The Monthly Film Bulletin wrote: "For all its contemporary setting, the plot of this lurid melodrama relies almost entirely on hackneyed Gothic paraphernalia. It makes the merest nod towards medical jargon, never attempts to penetrate Bancroft's obsession, and gains any persuasion it may have from the Eastman Colour-and-CinemaScope trappings rather than from Michael Gough's conventional portrait of menace. At any rate, and given their brutalising intention, the scriptwriters have judged rightly in allowing their monster at least the appearance of a man."

Variety wrote: "Sheer horror for horror's sake is usually the refuge of the unimaginative and rarely clicks. Horrors of the Black Museum is a case in point. The producers have relied on sensationalism without subtlety of characterization, situation or dialog. As a result, this rather distasteful item is likely to gather more misplaced laughs than shudders among discriminating audiences. ... The story and screenplay by Aben Kandel and Herman Cohen is as full of holes as a fishing net. ... There is little to commend in [the film] except Desmond Dickinson's lensing. Michael Gough, as the murderer, sardonically ploughs through the screenplay while Geoffrey Keen makes as much of the cop as the role will allow. June Cunningham, Shirley Ann Field and Dorinda Stevens are three of the femme victims who meet their fate with appropriate hysteria. Arthur Crabtree's direction is plodding and even the climax falls lamentably flat."

The Radio Times Guide to Films gave the film 3/5 stars, writing: "This infamously lurid horror begins with one of the most memorably vicious shocks of the 1950s fear-era a girl unwrapping a gift of binoculars, looking through and having her eyes gouged by two spring-loaded metal spikes. Michael Gough stars as the arrogant crime book author who hypnotises his assistant into committing horrendous homicides to satisfy his readers' demands for gruesome detail. A tawdry catalogue of tortures, purple dialogue and risible acting (wooden Shirley Anne Field), this crudely effective melodrama is a British exploitation classic.t"

Leslie Halliwell called the film: "A crude shocker."
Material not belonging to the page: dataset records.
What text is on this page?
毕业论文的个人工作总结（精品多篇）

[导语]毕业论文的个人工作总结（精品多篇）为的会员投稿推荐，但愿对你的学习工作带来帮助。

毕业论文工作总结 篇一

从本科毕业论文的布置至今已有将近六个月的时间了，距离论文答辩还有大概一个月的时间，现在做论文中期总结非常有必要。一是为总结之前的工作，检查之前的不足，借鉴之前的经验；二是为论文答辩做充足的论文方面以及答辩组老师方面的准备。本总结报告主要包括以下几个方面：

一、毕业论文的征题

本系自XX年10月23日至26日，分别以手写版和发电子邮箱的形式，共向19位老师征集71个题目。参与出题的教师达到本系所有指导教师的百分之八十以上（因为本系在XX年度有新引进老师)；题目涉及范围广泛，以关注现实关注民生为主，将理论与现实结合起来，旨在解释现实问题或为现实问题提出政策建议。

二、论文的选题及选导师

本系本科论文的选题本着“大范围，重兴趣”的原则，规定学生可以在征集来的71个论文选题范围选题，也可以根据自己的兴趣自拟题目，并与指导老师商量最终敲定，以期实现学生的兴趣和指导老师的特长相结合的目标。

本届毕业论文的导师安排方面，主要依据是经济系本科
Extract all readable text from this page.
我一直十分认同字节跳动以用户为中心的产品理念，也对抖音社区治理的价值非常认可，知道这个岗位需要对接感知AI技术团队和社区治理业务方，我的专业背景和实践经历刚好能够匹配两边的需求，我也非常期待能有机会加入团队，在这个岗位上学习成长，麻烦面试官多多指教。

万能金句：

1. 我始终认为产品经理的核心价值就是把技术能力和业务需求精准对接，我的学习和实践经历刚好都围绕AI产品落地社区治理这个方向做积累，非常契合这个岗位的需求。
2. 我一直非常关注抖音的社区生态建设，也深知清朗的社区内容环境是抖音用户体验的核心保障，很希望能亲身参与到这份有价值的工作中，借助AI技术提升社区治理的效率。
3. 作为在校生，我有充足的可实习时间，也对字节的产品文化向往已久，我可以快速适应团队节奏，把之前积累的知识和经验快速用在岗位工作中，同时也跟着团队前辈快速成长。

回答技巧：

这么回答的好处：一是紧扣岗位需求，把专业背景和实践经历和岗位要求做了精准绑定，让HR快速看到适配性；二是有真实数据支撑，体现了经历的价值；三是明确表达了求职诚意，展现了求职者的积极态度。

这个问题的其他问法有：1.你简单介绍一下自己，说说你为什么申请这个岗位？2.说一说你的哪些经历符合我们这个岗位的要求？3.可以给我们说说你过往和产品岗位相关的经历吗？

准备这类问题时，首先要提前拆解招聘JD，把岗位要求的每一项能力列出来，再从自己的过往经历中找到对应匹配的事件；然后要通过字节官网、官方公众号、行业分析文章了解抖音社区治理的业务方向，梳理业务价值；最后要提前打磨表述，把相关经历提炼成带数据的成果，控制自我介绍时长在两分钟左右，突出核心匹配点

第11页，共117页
In British Sound Films: The Studio Years 1928–1959 David Quinlan rated the film as "mediocre", writing: "Some critics attacked the censors for allowing this very nasty horror offering a certificate."

In Offbeat: British Cinema's Curiosities, Obscurities and Forgotten Items, Julian Upton writes: "Barking at his vacuous assistant, Gough scales heights of shaking fury that are as alarming as the murders themselves: it looks like his head could explode at any moment. He taps into shuddering, apoplectic rages that seem way out of proportion with the campy lines he has to deliver. But he counters this madness with the public persona of his celebrated crime writer: smooth but arrogant, aggravating the baffled police with his know-it-all theorising and dishing out snide comments to his fans with the scathing dryness of George Sanders in All About Eve (1950). Where, say, Peeping Tom at least appears to take itself very seriously, Gough makes Black Museum impossible to take seriously at all: from his two-tone hair-do to his 'baddie' limp, from his vile unctuousness to his blood-boiling incandescence, he is having the kind of ball here that only an exploitation film actor can have."